Giornale di approfondimento economico della BCC di Buonabitacolo

Dissesto idrogeologico: dall’ ENEA un modello innovativo per la previsione dei rischi da ‘fiumi di fango’ e delle aree a rischio.

di Francesco Pacchiano.

Un team multidisciplinare di ricercatori ENEA ha messo a punto una metodologia innovativa che consente di prevedere l’intensità e il percorso dei “fiumi di fango”, un tipo di frana dagli effetti particolarmente catastrofici, e di individuare aree e infrastrutture a rischio. La novità della metodologia si basa sull’incrocio di dati geografici, storici e territoriali, ma anche sugli studi sul campo realizzati in occasione delle frane di Messina e sui test di mitigazione del rischio realizzati in Afghanistan con finanziamenti della Banca Mondiale. Un ulteriore aspetto innovativo della metodologia è l’attenzione alla “ricostruzione resiliente” delle aree, anche attraverso l’analisi costi/benefici e le iniziative di formazione rivolte alla popolazione.

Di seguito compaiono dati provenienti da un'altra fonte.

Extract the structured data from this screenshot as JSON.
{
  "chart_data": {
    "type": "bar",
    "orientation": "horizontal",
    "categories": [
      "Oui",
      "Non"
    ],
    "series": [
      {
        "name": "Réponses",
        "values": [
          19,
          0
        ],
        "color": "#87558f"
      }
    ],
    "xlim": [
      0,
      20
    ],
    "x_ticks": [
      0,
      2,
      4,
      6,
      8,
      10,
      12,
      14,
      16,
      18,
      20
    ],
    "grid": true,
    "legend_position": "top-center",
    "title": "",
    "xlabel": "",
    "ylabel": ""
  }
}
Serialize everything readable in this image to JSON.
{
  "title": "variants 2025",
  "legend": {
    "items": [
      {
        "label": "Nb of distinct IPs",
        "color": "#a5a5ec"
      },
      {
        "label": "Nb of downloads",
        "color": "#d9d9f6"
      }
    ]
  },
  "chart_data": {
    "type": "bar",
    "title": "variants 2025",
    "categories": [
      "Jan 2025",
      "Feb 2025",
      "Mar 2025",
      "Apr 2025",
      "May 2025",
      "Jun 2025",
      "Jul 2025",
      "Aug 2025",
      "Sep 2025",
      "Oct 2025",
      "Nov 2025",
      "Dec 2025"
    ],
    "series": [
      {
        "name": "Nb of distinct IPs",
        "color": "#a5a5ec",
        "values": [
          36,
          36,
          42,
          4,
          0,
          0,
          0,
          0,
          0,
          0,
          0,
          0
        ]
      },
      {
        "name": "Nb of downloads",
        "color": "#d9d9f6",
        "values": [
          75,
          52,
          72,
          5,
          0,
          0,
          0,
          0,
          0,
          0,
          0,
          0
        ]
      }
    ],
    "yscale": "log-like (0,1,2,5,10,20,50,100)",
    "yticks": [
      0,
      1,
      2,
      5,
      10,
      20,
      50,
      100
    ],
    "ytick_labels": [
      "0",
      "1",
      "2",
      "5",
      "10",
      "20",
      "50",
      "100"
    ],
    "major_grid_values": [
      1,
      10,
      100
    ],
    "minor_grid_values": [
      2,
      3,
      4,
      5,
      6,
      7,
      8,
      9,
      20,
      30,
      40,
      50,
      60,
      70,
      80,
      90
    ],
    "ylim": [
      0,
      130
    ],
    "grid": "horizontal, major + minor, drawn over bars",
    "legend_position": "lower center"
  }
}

 “Una volta rese fruibili sul web, le mappe che abbiamo realizzato consentiranno alle amministrazioni pubbliche di intervenire per mitigare il danno, valutandone anche costi e benefici, in un’ottica di ricostruzione resiliente” sottolinea Claudio Puglisi del Laboratorio Tecnologie per la DInamica delle Strutture e la PREVenzione del rischio sismico e idrogeologico dell’ENEA.  “Approfondire l’analisi dello stato di rischio da eventi naturali tramite la stima di intensità, velocità, area di transito e di deposito del futuro fenomeno franoso rappresenta un importante passo in avanti nella difesa di strutture e infrastrutture presenti in un’area che mostra propensione ai fenomeni franosi. Si tratta, inoltre, di un elemento fondamentale nelle strategie di mitigazione del danno atteso che può diventare un modello replicabile ed adattabile anche in altri contesti”, spiega ancora Puglisi, “L’analisi dei dati storici incrociati con quelli di suolo, pendenza, tipo di roccia e di altri parametri permettono di individuare le zone di futuro innesco del fenomeno franoso anche in aree dove non è mai avvenuto”.

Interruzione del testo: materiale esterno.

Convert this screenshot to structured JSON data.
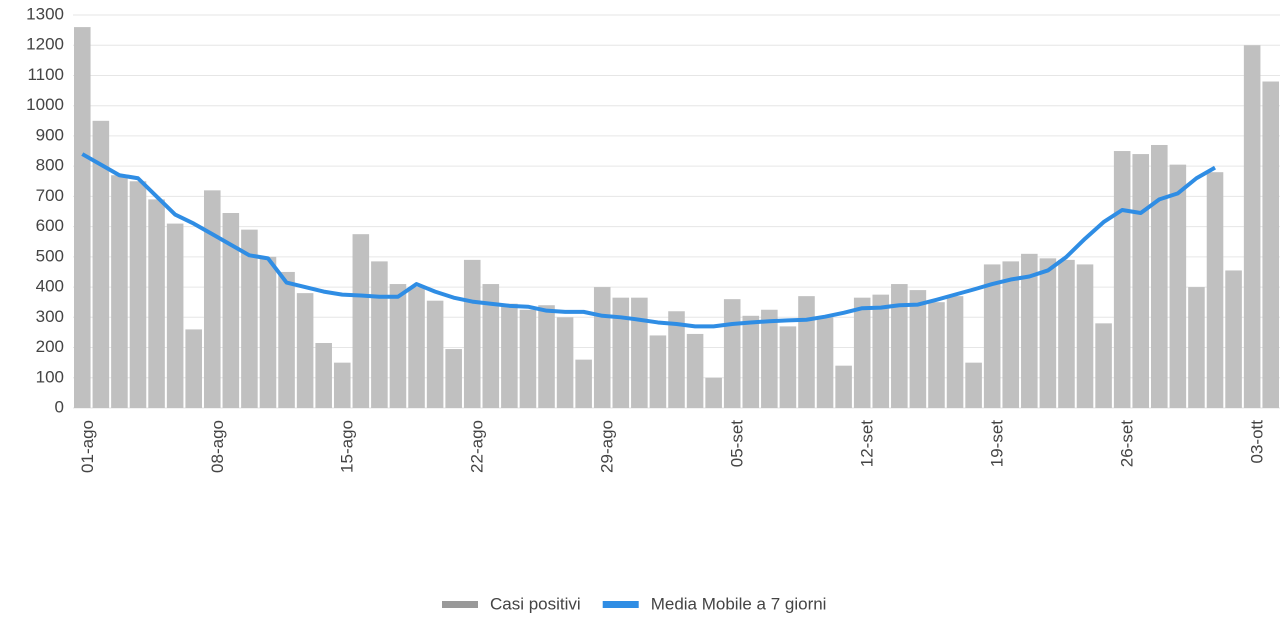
{
  "chart_data": {
    "type": "bar-line",
    "categories": [
      "01-ago",
      null,
      null,
      null,
      null,
      null,
      null,
      "08-ago",
      null,
      null,
      null,
      null,
      null,
      null,
      "15-ago",
      null,
      null,
      null,
      null,
      null,
      null,
      "22-ago",
      null,
      null,
      null,
      null,
      null,
      null,
      "29-ago",
      null,
      null,
      null,
      null,
      null,
      null,
      "05-set",
      null,
      null,
      null,
      null,
      null,
      null,
      "12-set",
      null,
      null,
      null,
      null,
      null,
      null,
      "19-set",
      null,
      null,
      null,
      null,
      null,
      null,
      "26-set",
      null,
      null,
      null,
      null,
      null,
      null,
      "03-ott",
      null
    ],
    "series": [
      {
        "name": "Casi positivi",
        "color": "#c0c0c0",
        "kind": "bar",
        "values": [
          1260,
          950,
          770,
          750,
          690,
          610,
          260,
          720,
          645,
          590,
          500,
          450,
          380,
          215,
          150,
          575,
          485,
          410,
          400,
          355,
          195,
          490,
          410,
          345,
          325,
          340,
          300,
          160,
          400,
          365,
          365,
          240,
          320,
          245,
          100,
          360,
          305,
          325,
          270,
          370,
          300,
          140,
          365,
          375,
          410,
          390,
          350,
          370,
          150,
          475,
          485,
          510,
          495,
          490,
          475,
          280,
          850,
          840,
          870,
          805,
          400,
          780,
          455,
          1200,
          1080
        ]
      },
      {
        "name": "Media Mobile a 7 giorni",
        "color": "#2f8de4",
        "kind": "line",
        "values": [
          840,
          805,
          770,
          760,
          700,
          640,
          610,
          575,
          540,
          505,
          495,
          415,
          400,
          385,
          375,
          372,
          368,
          368,
          410,
          385,
          365,
          352,
          345,
          338,
          335,
          322,
          318,
          318,
          305,
          300,
          292,
          283,
          278,
          270,
          270,
          278,
          283,
          287,
          290,
          292,
          302,
          315,
          330,
          332,
          340,
          342,
          358,
          375,
          392,
          410,
          425,
          435,
          455,
          500,
          560,
          615,
          655,
          645,
          690,
          710,
          760,
          795,
          null,
          null,
          null
        ]
      }
    ],
    "ylim": [
      0,
      1300
    ],
    "yticks": [
      0,
      100,
      200,
      300,
      400,
      500,
      600,
      700,
      800,
      900,
      1000,
      1100,
      1200,
      1300
    ],
    "grid": true,
    "legend": "bottom"
  }
}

Il metodo adottato dall’ENEA ha due livelli di approfondimento: il primo a livello nazionale dove vengono individuati distinti livelli di suscettibilità per distinte tipologie di fenomeni franosi quali le frane a lenta evoluzione, come le grandi colate di argilla tipiche del centro nord Italia e della Basilicata, le frane a rapida evoluzione, vale a dire i crolli di massi di roccia da pareti verticali e le frane superficiali a rapida evoluzione, i cosiddetti “fiumi di fango”; il secondo a livello locale dove vengono stimate le aree di possibile propagazione del fenomeno e le energie connesse, con particolare riferimento alle frane superficiali a rapida evoluzione alle quali è imputabile il maggior numero di vittime e di danni – come è accaduto nel 1998 nell’area di Sarno (Salerno) e nel 2007 e 2009 in provincia di Messina -. Incrociando tali carte di pericolosità con quelle di uso del suolo è possibile individuare le aree e le infrastrutture maggiormente a rischio. Inoltre, ENEA ha progettato e sviluppato un’apposita banca dati territoriale insieme ad un sistema di supporto alle decisioni, dotato di interfaccia WebGIS. In questo modo, caso per caso, è possibile organizzare tutti i dati geografici e le informazioni territoriali in maniera organica, rendendoli quindi fruibili attraverso una specifica applicazione via web.

“Nell’ambito dello studio finanziato dalla Banca Mondiale è emerso che il 70% del territorio afghano è soggetto a rischio frana. Posizione geografica e anni di degrado ambientale”, spiega Puglisi, “rendono l’Afghanistan un Paese molto incline a pericoli naturali particolarmente intensi e ricorrenti come inondazioni, terremoti, valanghe, frane e siccità. Nel 2014 vaste aree del Paese sono state colpite da disastri naturali che hanno provocato il più alto numero di morti al mondo per questo tipo di fenomeno, secondo i dati dell’ultimo decennio”. In un territorio così particolarmente fragile, “Questa applicazione”, conclude Maurizio Pollino del Laboratorio Analisi e Protezione delle Infrastrutture Critiche dell’ENEA, “Otre a permettere la mappatura e la condivisione dei dati e dei risultati, si è rivelata fondamentale per fornire un supporto decisionale agli specialisti della Banca Mondiale e ai tecnici delle istituzioni afghane interessati come utenti finali”. Prossimamente il modello ENEA verrà applicato ad un programma per la protezione delle infrastrutture critiche in Italia e ad un progetto da realizzare in Perù, in collaborazione con l’Università di Torino.